Make the rice and add the vinegar.  Rinse the collard greens and cut the long stem off just up until the part where the leaf starts.  When the rice is nearly done put the collard greens in the pan and close the lid, turn off the heat.  Start preparing the other veggies and grilling the leeks and tofu, you can add others as you prefer but this is all I had on hand.  Once everything is diced, take the collard greens out and put a small layer of rice in the middle area along spine, if there are any holes block it with a leek before laying rice.  Then add tofu, veggies, 1 tbsp cashews, 1 tbsp cream cheese, .5 tsp oil, 1 tsp soy sauce, 1 tsp sesame seeds and .5 tsp kale powder.  Roll lengthwise and stab each side with a toothpick, cut in half and place in the fridge until it's cool enough to eat, I prepare the rest of dinner while they're cooling then they are ready for a side or an appetizer.  You would be surprised at how good these are, the spine of the collard green actually adds to the crunchy veggie factor.  They are really good dipped in soy sauce but you can control your sodium intake better by adding the soy sauce ahead of time.


Spaghetti Squash with Tahini Sauce

In my much poorer days, my favorite meal was pasta with garlic and onions fried in the oil at the top of the tahini, lemon juice and tahini, toppde with Parmesan.  I loved the grainy, creamy but dry texture and it was so filling and delicious.  Of course this was when I was wondering why I am a vegetarian gaining weight.  So now my much healthier version is made with spaghetti squash and I added some more veggies in, now that I can afford them.  I love spaghetti squash because it satisfies your pasta cravings with a vegetable calorie count so I can eat as much as I want, rather than just 2 oz.

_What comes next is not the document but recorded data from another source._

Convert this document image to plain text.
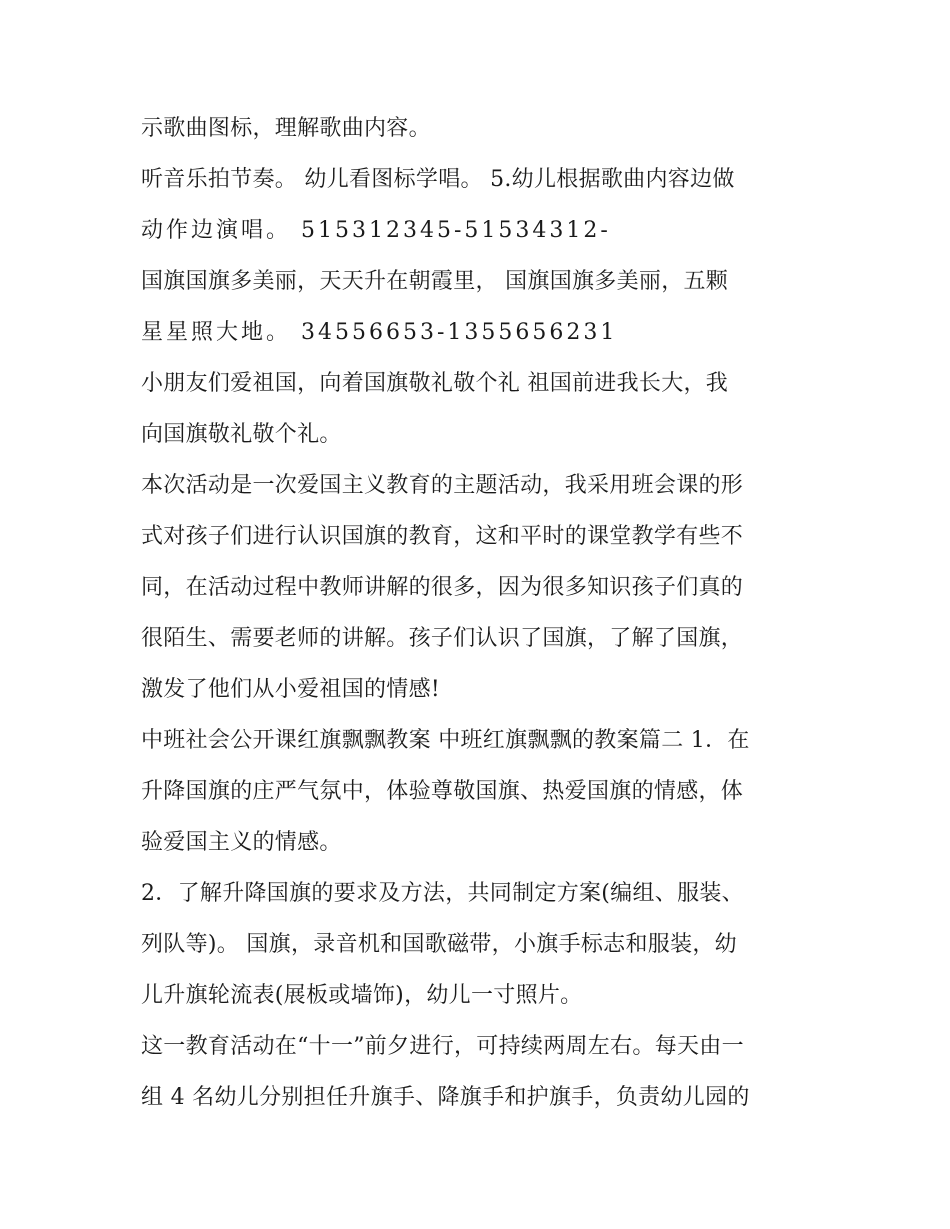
示歌曲图标，理解歌曲内容。
听音乐拍节奏。 幼儿看图标学唱。 5.幼儿根据歌曲内容边做
动作边演唱。 515312345-51534312-
国旗国旗多美丽，天天升在朝霞里， 国旗国旗多美丽，五颗
星星照大地。 34556653-1355656231
小朋友们爱祖国，向着国旗敬礼敬个礼 祖国前进我长大，我
向国旗敬礼敬个礼。
本次活动是一次爱国主义教育的主题活动，我采用班会课的形
式对孩子们进行认识国旗的教育，这和平时的课堂教学有些不
同，在活动过程中教师讲解的很多，因为很多知识孩子们真的
很陌生、需要老师的讲解。孩子们认识了国旗，了解了国旗，
激发了他们从小爱祖国的情感!
中班社会公开课红旗飘飘教案 中班红旗飘飘的教案篇二 1．在
升降国旗的庄严气氛中，体验尊敬国旗、热爱国旗的情感，体
验爱国主义的情感。
2．了解升降国旗的要求及方法，共同制定方案(编组、服装、
列队等)。 国旗，录音机和国歌磁带，小旗手标志和服装，幼
儿升旗轮流表(展板或墙饰)，幼儿一寸照片。
这一教育活动在“十一”前夕进行，可持续两周左右。每天由一
组 4 名幼儿分别担任升旗手、降旗手和护旗手，负责幼儿园的
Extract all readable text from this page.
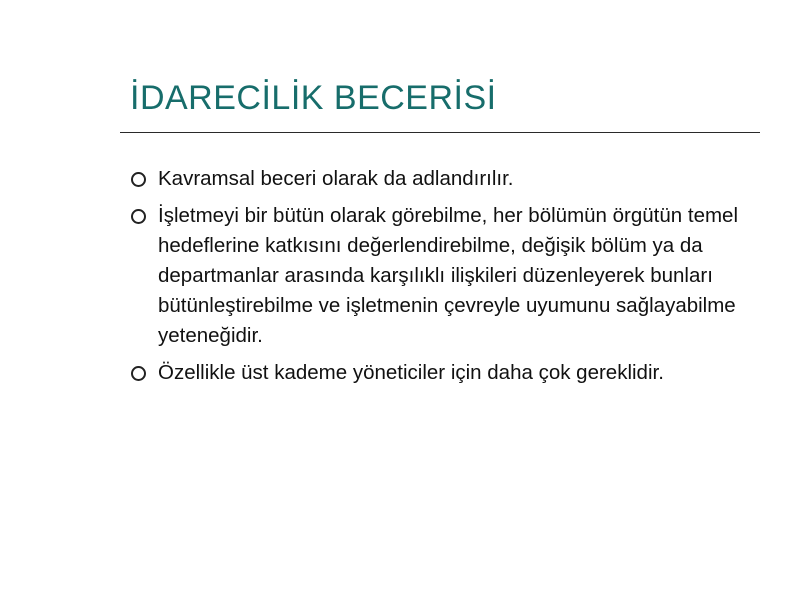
İDARECİLİK BECERİSİ
Kavramsal beceri olarak da adlandırılır.
İşletmeyi bir bütün olarak görebilme, her bölümün örgütün temel hedeflerine katkısını değerlendirebilme, değişik bölüm ya da departmanlar arasında karşılıklı ilişkileri düzenleyerek bunları bütünleştirebilme ve işletmenin çevreyle uyumunu sağlayabilme yeteneğidir.
Özellikle üst kademe yöneticiler için daha çok gereklidir.
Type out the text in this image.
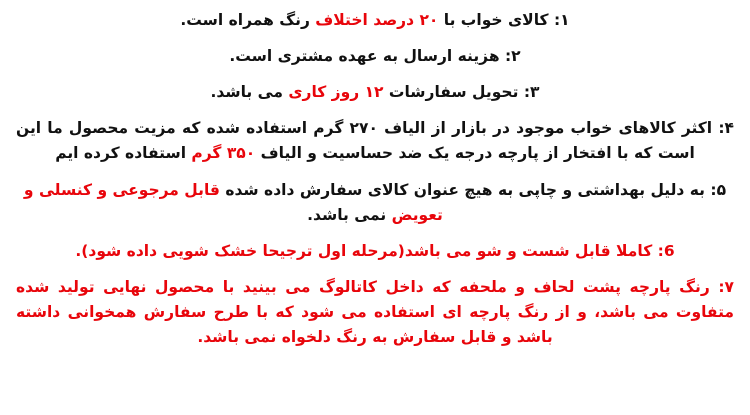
۱: کالای خواب با ۲۰ درصد اختلاف رنگ همراه است.

۲: هزینه ارسال به عهده مشتری است.

۳: تحویل سفارشات ۱۲ روز کاری می باشد.

۴: اکثر کالاهای خواب موجود در بازار از الیاف ۲۷۰ گرم استفاده شده که مزیت محصول ما این است که با افتخار از پارچه درجه یک ضد حساسیت و الیاف ۳۵۰ گرم استفاده کرده ایم

۵: به دلیل بهداشتی و چاپی به هیچ عنوان کالای سفارش داده شده قابل مرجوعی و کنسلی و تعویض نمی باشد.

6: کاملا قابل شست و شو می باشد(مرحله اول ترجیحا خشک شویی داده شود).

۷: رنگ پارچه پشت لحاف و ملحفه که داخل کاتالوگ می بینید با محصول نهایی تولید شده متفاوت می باشد، و از رنگ پارچه ای استفاده می شود که با طرح سفارش همخوانی داشته باشد و قابل سفارش به رنگ دلخواه نمی باشد.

Spaghetti squash with Tahini Sauce

1 spaghetti squash
1/4 cup tahini
1 tbsp lemon juice
4 cloves fresh garlic, chopped or sliced
1/2 a white onion, chopped 
1 tbsp veggie Parmesan
2 cups mixed veggies
1/4 cup sprouts

Cut the squash in half and bake on 350 for about an hour, or until the top lightly browns and the inside is easy to core.  Take out the seeds and set aside.  In a large bowl add the tahini, lemon juice, onion and garlic then stir.  Pour the hot spaghetti squash on top and let sit so that the onions and garlic are cooked with the heat of the squash.  Steam the vegetables while that sits then combine and add Parmesan.  Top with sprouts and serve.  If you feel this is too much tahini, add more squash, otherwise save the other half for another night.  It is also very good cold.  The picture below was the other half of my spaghetti squash which I scooped out cold and added the tahini, spinach, tomatoes and sprouts for more raw items and an even crunchier texture.

Cold spaghetti squash with raw spinach and tomato.